Fiche récapitulative
La fritillaire est une plante printanière bulbeuse de la famille des liliacées. Appelée communément tulipe sauvage, elle porte de nombreux noms locaux évoquant sa forme ou sa couleur : coquelourde, chaudron, coccigrole, damier, paloube, papelote,frojhe, bonnet d’évêque…
Son nom latin, Fritillaria vient de Fritillus désignant un cornet pour jeter des dés et meleagris est la traduction latine de la pintade, dont le plumage est tacheté de la manière des pétales de la Fritillaire.
Elle fleurit de façon grégaire à partir de la mi-mars et pour un mois environ. Sa répartition nationale est comprise entre la vallée inférieure de la Loire, le Poitou-Charentes et le bassin de la Garonne.
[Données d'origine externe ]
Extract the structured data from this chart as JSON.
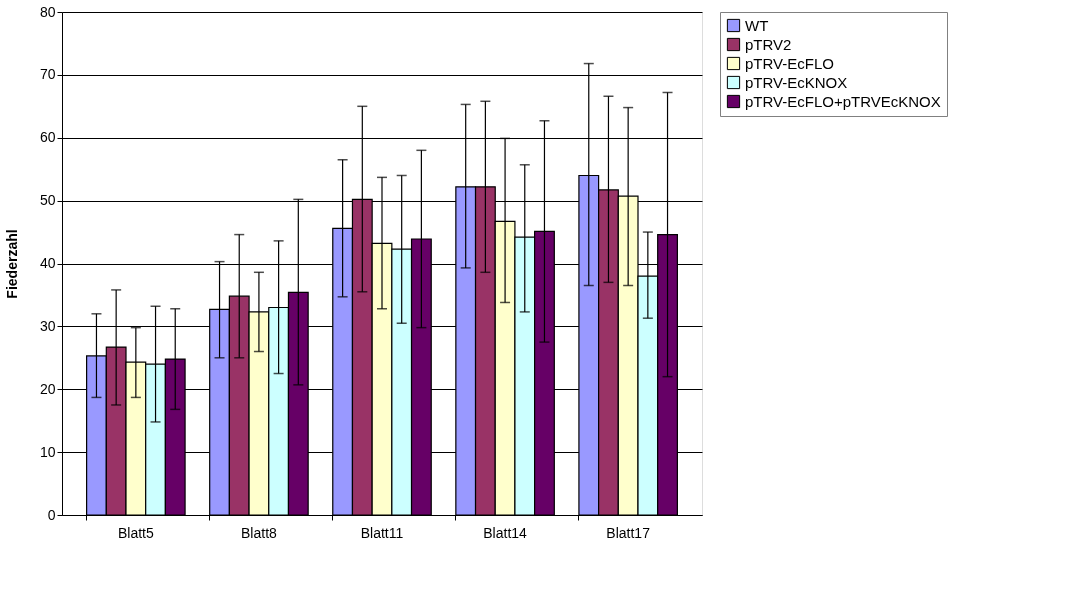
{
  "chart_data": {
    "type": "bar",
    "ylabel": "Fiederzahl",
    "categories": [
      "Blatt5",
      "Blatt8",
      "Blatt11",
      "Blatt14",
      "Blatt17"
    ],
    "series": [
      {
        "name": "WT",
        "color": "#9999ff",
        "values": [
          25.3,
          32.7,
          45.6,
          52.2,
          54.0
        ],
        "errors": [
          [
            18.7,
            32.0
          ],
          [
            25.0,
            40.3
          ],
          [
            34.7,
            56.5
          ],
          [
            39.3,
            65.3
          ],
          [
            36.5,
            71.8
          ]
        ]
      },
      {
        "name": "pTRV2",
        "color": "#993366",
        "values": [
          26.7,
          34.8,
          50.2,
          52.2,
          51.7
        ],
        "errors": [
          [
            17.5,
            35.8
          ],
          [
            25.0,
            44.6
          ],
          [
            35.5,
            65.0
          ],
          [
            38.6,
            65.8
          ],
          [
            37.0,
            66.6
          ]
        ]
      },
      {
        "name": "pTRV-EcFLO",
        "color": "#ffffcc",
        "values": [
          24.3,
          32.3,
          43.2,
          46.7,
          50.7
        ],
        "errors": [
          [
            18.7,
            29.8
          ],
          [
            26.0,
            38.6
          ],
          [
            32.8,
            53.7
          ],
          [
            33.8,
            59.9
          ],
          [
            36.5,
            64.8
          ]
        ]
      },
      {
        "name": "pTRV-EcKNOX",
        "color": "#ccffff",
        "values": [
          24.0,
          33.0,
          42.3,
          44.2,
          38.0
        ],
        "errors": [
          [
            14.8,
            33.2
          ],
          [
            22.5,
            43.6
          ],
          [
            30.5,
            54.0
          ],
          [
            32.3,
            55.7
          ],
          [
            31.3,
            45.0
          ]
        ]
      },
      {
        "name": "pTRV-EcFLO+pTRVEcKNOX",
        "color": "#660066",
        "values": [
          24.8,
          35.4,
          43.9,
          45.1,
          44.6
        ],
        "errors": [
          [
            16.8,
            32.8
          ],
          [
            20.7,
            50.2
          ],
          [
            29.8,
            58.0
          ],
          [
            27.5,
            62.7
          ],
          [
            22.0,
            67.2
          ]
        ]
      }
    ],
    "ylim": [
      0,
      80
    ],
    "yticks": [
      0,
      10,
      20,
      30,
      40,
      50,
      60,
      70,
      80
    ],
    "grid": "y",
    "legend": "right"
  }
}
Son habitat principal est la prairie humide, qui peut se décliner sous plusieurs formes comme la prairie alluviale inondable ou évoluer en forêt alluviale inondable (aulnaie, peupleraie ….).
Protection
Une plante d'intérêt patrimonial : la Fritillaire est classée comme espèce prioritaire dans la liste rouge de la flore menacée du Poitou-Charentes (Société Botanique du Centre Ouest, 1998). elle est inscrite sur la liste rouge régionale des espèces déterminantes en Poitou-Charentes (Poitou-Charentes Nature, 2001). Elle est protégée dans 6 régions françaises et une trentaine de départements ; il serait souhaitable qu'elle le soit aussi en Poitou-Charentes.
Menaces
Encore considérée comme très commune il y a peu, ses effectifs ont considérablement régressé depuis une quarantaine d'années. La principale cause en est la disparition de son biotope de prédilection : la prairie humide. Drainage et mise en culture, conversion en peupleraie intensive, fertilisation massive des prairies, sont autant d'atteintes aux fritillaires, qui souvent ne subsistent qu'en limite de parcelles ou au bord des chemins.
Quelques bonnes pratiques
Pour conserver, voire favoriser le développement de la fritillaire, il faut respecter son biotope :
- maintien des inondations naturelles,
- pression de pâturage raisonnée, afin de limiter le tassement du sol,
- limitation des fertilisants et des traitements phytosanitaires,
- favoriser la restauration des prairies humides ...
- mise en place d'une politique globale de valorisation et de conservation des fonds de vallées, également favorable à la protection des ressources en eau et à la survie des Courlis cendrés, amphibiens et orchidées des prairies humides.